PARATY, RJ (FOLHAPRESS) – As lideranças partidárias de esquerda costumam se parecer com as de direita quando se trata de política de drogas, segundo o neurocientista Sidarta Ribeiro.
O autor de “O Oráculo da Noite” fez a afirmação na mesa que dividiu com o antropólogo Luiz Eduardo Soares na tarde deste sábado (25) na Casa Folha, na Festa Literária Internacional de Paraty.
Ribeiro, que lança um livro sobre maconha chamado “As Flores do Bem” pela Fósforo, ressaltou a dificuldade de fazer com que políticos progressistas defendam a pauta da legalização das drogas que, conforme argumenta, é a peça central para a resolução de diversos problemas –do aprisionamento em massa de pessoas ao tratamento de doenças crônicas.
“Flavio Dino é uma pessoa muito respeitada e um grande ministro da Justiça, mas, por convicção ou não, ele é obrigado a dizer que a Lei de Drogas não aumentou o encarceramento. E isso é mentira.”
Ribeiro também disse que a guerra contra as drogas faz com que se crie categorias de pessoas “matáveis” por supostamente serem traficantes –e que o próprio presidente Lula, do PT, reforçou essa lógica ao reagir ao assassinato de um adolescente por policiais no Rio de Janeiro, dizendo que a tropa precisa saber “diferenciar pobre de bandido”. “Quer dizer então que pode matar bandido? Onde está isso no Código Penal?”
O pesquisador contemporizou dizendo ter a impressão de que as ações policiais ficaram mais brutais neste ano. “Sinto que a Polícia Militar está se vingando do povo pela escolha de eleger Lula. ‘Ah é, tiraram Bolsonaro? Então vão ver.’ Por isso está havendo episódios surreais, com pessoas morrendo dentro de casa, como aconteceu no Guarujá.”
Soares, que publicou há pouco o romance “Enquanto Anoitece” pela Todavia, concordou com o colega de mesa. Ele apontou que os “proibicionistas têm o dever público de justificar essa dinâmica perversa” que, segundo ele, alimenta prisões superlotadas por pessoas principalmente negras estigmatizadas como traficantes.
O sociólogo, um dos maiores especialistas brasileiros em segurança pública, foi taxativo ao afirmar que o governo atual não está avançando no aspecto das drogas. “Só comemoro quando penso que poderíamos ter caído no abismo irreversível do fascismo.”
Lula, segundo ele, está fazendo um governo sob constante “chantagem e pressão” de grupos conservadores, com “pouca área para caminhar”. Ele afirma ter enviado uma carta ao ministro Dino dizendo entender que a “correlação de forças não permite avanços significativos, mas se não tivermos clareza dos rumos para onde queremos ir, não criaremos um caminho”.

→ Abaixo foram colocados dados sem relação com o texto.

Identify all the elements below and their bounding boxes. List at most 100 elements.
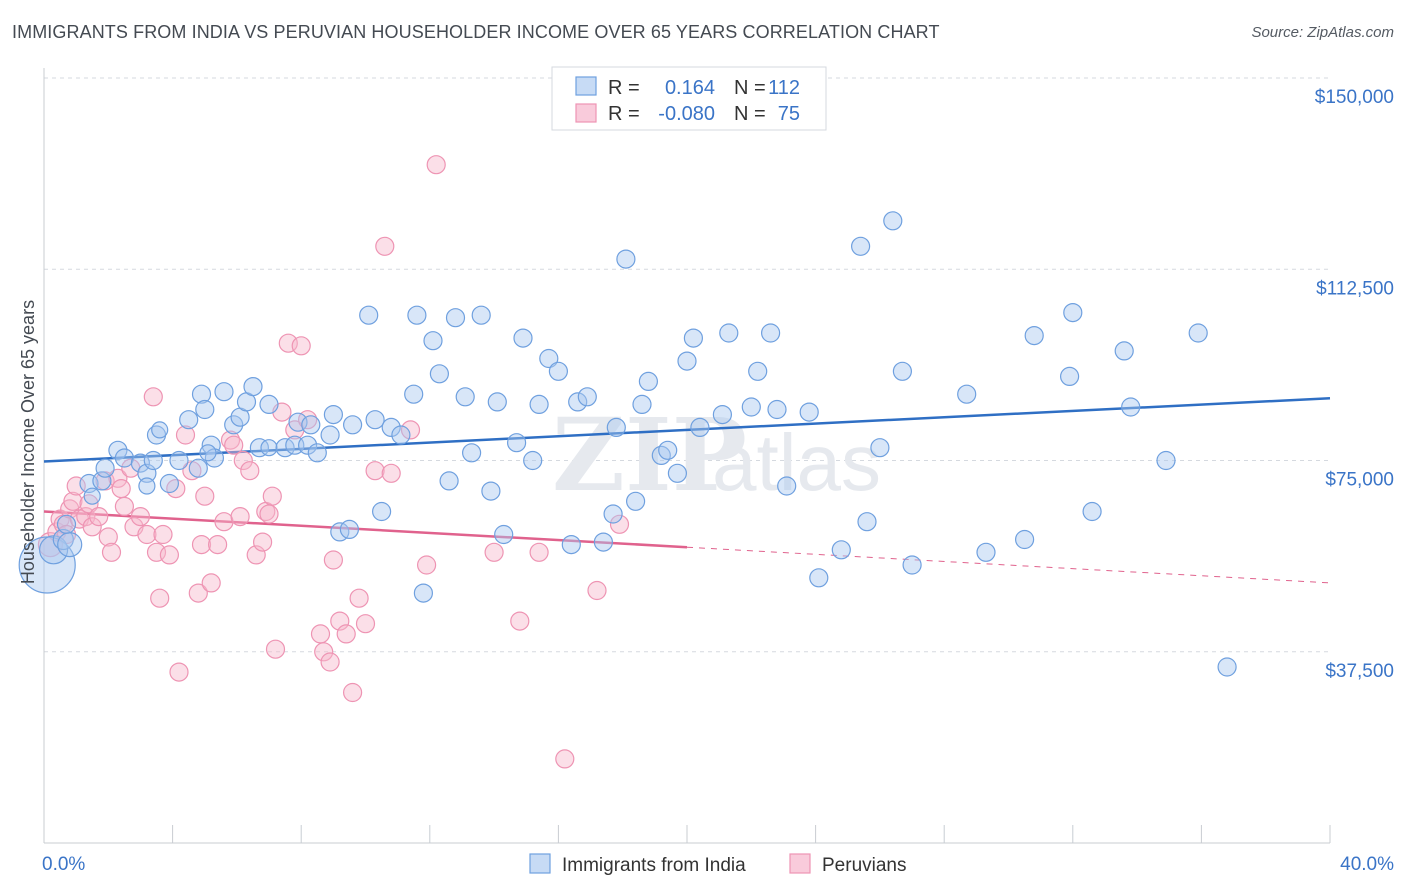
india-point-72 (593, 532, 614, 552)
peru-point-38 (220, 430, 241, 450)
axes (43, 68, 1331, 844)
peru-point-52 (291, 336, 311, 356)
peru-point-61 (349, 588, 369, 608)
peru-point-54 (310, 624, 331, 644)
india-point-25 (199, 444, 217, 462)
india-point-104 (1024, 326, 1044, 346)
peru-point-22 (137, 524, 157, 545)
x-tick-label-max: 40.0% (1340, 854, 1394, 875)
india-point-8 (95, 458, 115, 478)
india-point-10 (114, 448, 135, 468)
india-point-97 (870, 438, 890, 458)
india-point-89 (741, 397, 761, 417)
legend-n-value-peru: 75 (778, 103, 800, 125)
india-point-50 (404, 384, 424, 404)
watermark: ZIP atlas (552, 396, 881, 514)
india-point-48 (381, 417, 401, 437)
india-point-38 (301, 415, 321, 435)
india-point-62 (494, 524, 514, 545)
watermark-atlas: atlas (712, 418, 881, 507)
india-point-47 (372, 501, 392, 522)
legend-r-value-peru: -0.080 (658, 103, 715, 125)
legend-swatch-peru (575, 103, 597, 123)
india-point-65 (523, 450, 543, 471)
india-point-18 (169, 450, 189, 471)
india-point-106 (1063, 303, 1083, 323)
peru-point-34 (195, 486, 215, 506)
india-point-26 (214, 382, 234, 402)
india-point-39 (307, 443, 327, 463)
india-point-85 (712, 405, 733, 425)
peru-point-62 (355, 614, 376, 634)
bottom-legend-label-india: Immigrants from India (562, 855, 746, 876)
peru-point-21 (130, 506, 150, 527)
india-point-45 (359, 305, 379, 325)
india-point-101 (957, 384, 977, 404)
india-point-31 (249, 438, 269, 458)
india-point-44 (343, 415, 363, 435)
india-point-3 (57, 531, 83, 558)
source-label: Source: ZipAtlas.com (1251, 24, 1394, 41)
peru-point-41 (233, 450, 253, 471)
india-point-13 (143, 450, 163, 471)
india-point-80 (658, 440, 678, 460)
india-point-4 (56, 514, 77, 534)
india-point-95 (850, 236, 871, 256)
india-point-102 (976, 542, 996, 562)
india-point-21 (191, 384, 212, 404)
india-point-59 (471, 305, 491, 325)
peru-point-66 (400, 420, 421, 440)
india-point-56 (445, 308, 466, 328)
india-point-52 (413, 583, 433, 603)
peru-point-67 (417, 555, 437, 575)
peru-point-57 (323, 550, 343, 570)
india-point-27 (224, 415, 244, 435)
india-point-67 (539, 348, 559, 369)
peru-point-64 (375, 236, 395, 256)
india-point-99 (892, 361, 913, 381)
india-point-81 (667, 463, 688, 483)
peru-point-17 (111, 479, 131, 499)
india-point-79 (651, 445, 671, 465)
peru-point-14 (98, 527, 118, 547)
india-point-96 (857, 512, 877, 532)
india-point-109 (1121, 397, 1141, 417)
peru-point-32 (188, 583, 208, 603)
india-point-110 (1156, 450, 1176, 471)
legend-swatch-india (575, 76, 597, 96)
x-tick-label-min: 0.0% (42, 854, 85, 875)
peru-point-25 (150, 588, 170, 608)
india-point-58 (462, 443, 482, 463)
india-point-9 (108, 440, 128, 460)
india-point-73 (603, 504, 623, 524)
india-point-40 (320, 425, 340, 445)
india-point-61 (487, 392, 507, 412)
legend-r-value-india: 0.164 (665, 77, 715, 99)
series-india (18, 211, 1237, 677)
peru-point-30 (175, 425, 196, 445)
legend-n-label-india: N = (734, 77, 766, 99)
india-point-49 (391, 425, 411, 445)
india-point-63 (506, 433, 527, 453)
india-point-64 (513, 328, 533, 348)
india-point-22 (195, 399, 215, 420)
india-point-70 (568, 392, 588, 412)
india-point-84 (690, 417, 710, 437)
india-point-92 (809, 568, 829, 588)
peru-point-68 (426, 155, 446, 175)
india-point-93 (799, 402, 819, 422)
peru-point-56 (320, 652, 340, 672)
peru-point-33 (191, 534, 212, 555)
india-point-100 (902, 555, 922, 575)
peru-point-55 (314, 642, 334, 662)
india-point-107 (1082, 501, 1102, 522)
y-tick-label-1: $75,000 (1325, 470, 1394, 491)
india-point-98 (883, 211, 903, 231)
india-point-108 (1114, 341, 1134, 361)
india-point-87 (748, 361, 768, 381)
peru-point-11 (82, 517, 102, 537)
peru-point-6 (63, 491, 83, 511)
india-point-75 (616, 249, 636, 269)
india-point-105 (1059, 366, 1080, 386)
peru-point-70 (510, 611, 530, 631)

“Se não dermos centralidade a esse debate, a esquerda vai deixar para depois”, reforçou Ribeiro. “E não vai resolver nenhum problema se não resolver esse.”
O neurocientista ficou embargado e levou a mão aos olhos para secar lágrimas quando contou a história de seu irmão, usuário de drogas que foi estigmatizado pela família.
Mas a mesa terminou num tom leve, quando uma mulher da plateia comentou que o debate tinha se centrado em questões como crimes e doenças “e faltava falar de como maconha é gostoso, de como afeta a sociabilidade”, provocando risadas simpáticas do público.
Ribeiro respondeu citando uma pesquisa Datafolha recente que mostra que três quartos dos brasileiros são a favor da legalização de maconha para fins medicinais e também três quartos são contra a liberação para uso geral e recreativo. Segundo o neurocientista, o que é recreativo também é terapêutico.
“Então se você está com dor, pode usar, mas se só quer ouvir música, não?”, comentou ele. “É uma vontade cristã de articular a existência em torno do sofrimento.”
A programação na Casa Folha continua na noite deste sábado com uma mesa sobre a biografia do cantor Nelson Ned e segue no domingo de manhã com o sociólogo Celso Rocha de Barros como convidado.